1. “Move more, sit less,” government says

Take a walk, ride a bike, go for a swim. Any of these will fulfill the government’s new guidelines for physical activity to “move more and sit less.” The guidelines promote overall health benefits just from being active. Other health benefits include reduced anxiety and better sleep quality. Any type of physical activity can help to improve overall health. For adults, this means aiming for 2 ½ hours of activity each week. The American Heart Association also recently adopted the new guidelines.

2. Amazon develops HIPAA-eligible machine learning tools

Amazon Web Services recently added machine learning tools to its collection of HIPAA-eligible services. These include Amazon Translate, Amazon Comprehend and Amazon Transcribe. The new products cater to healthcare customers but specifically to those in management and patient engagement. Here’s how they work:

  • Amazon Translate helps doctors and patients communicate when there is a language barrier.
  • Amazon Comprehend analyzes patient-provider conversations and helps to key in on specific phrases to help improve patient interactions.
  • Amazon Transcribe is a speech-to-text service and will provide a transcript of a provider-patient call.

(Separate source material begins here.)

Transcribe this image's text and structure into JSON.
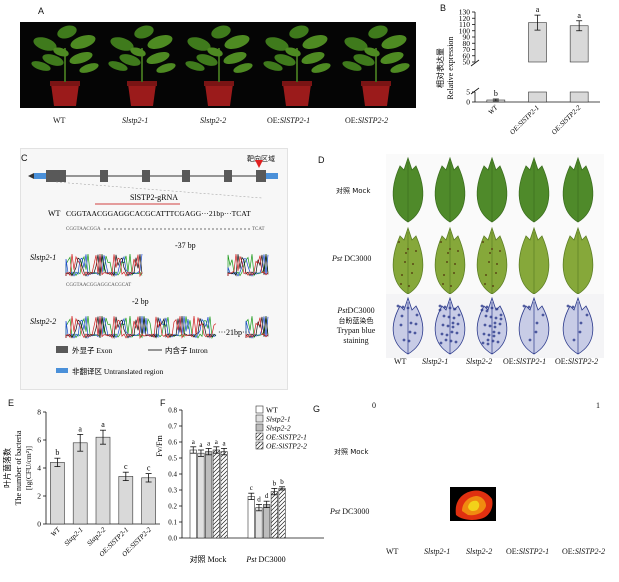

3. AI and UX top healthcare priorities for 2019

In 2019, many healthcare companies will need to prioritize the use of artificial intelligence and advanced analytics to provide personalized user experiences to their patients. Major retailers such as Wal-Mart and Amazon are already one step ahead in this field. Consumers want healthcare providers to catch up especially in terms of quality, convenience and accessibility. Artificial intelligence plays a key role in predictive analytics and managing the patient relationship between the provider and payer. As more healthcare consumers prefer digital experiences such as virtual encounters, the traditional way healthcare companies interact with patients may soon come to an end.

4. Personalized approach to new cholesterol guidelines

The American Heart Association released new guidelines for lowering cholesterol while also curbing the risk of heart attack and stroke. These guidelines include a lifelong approach starting with children as young as age two. Some of the guidelines include:

  • More detailed risk assessments (including the use of CT scans to check arteries)
  • Harder hitting drugs for high-risk patients at the first sign of high cholesterol
  • For kids ages 9 to11, initial cholesterol testing to gauge lifetime risk early and to introduce healthy lifestyle changes

Checking cholesterol earlier helps children and young adults learn healthy lifestyle habits and maintain healthy cholesterol levels for the rest of their lives.

5. Geisinger CEO Dr. David Feinberg joins Google as top health exec

Dr. David Feinberg is set to lead Google’s healthcare efforts starting in 2019. Feinberg most recently served as the CEO of Geisinger Health System and is well known as an industry leader in the use of electronic health records to manage patients through advanced big data analytics and predictive modeling. While Google has not announced its plans for the healthcare space, hiring a doctor and care delivery expert may signal the company’s desire to join the consumer healthcare market.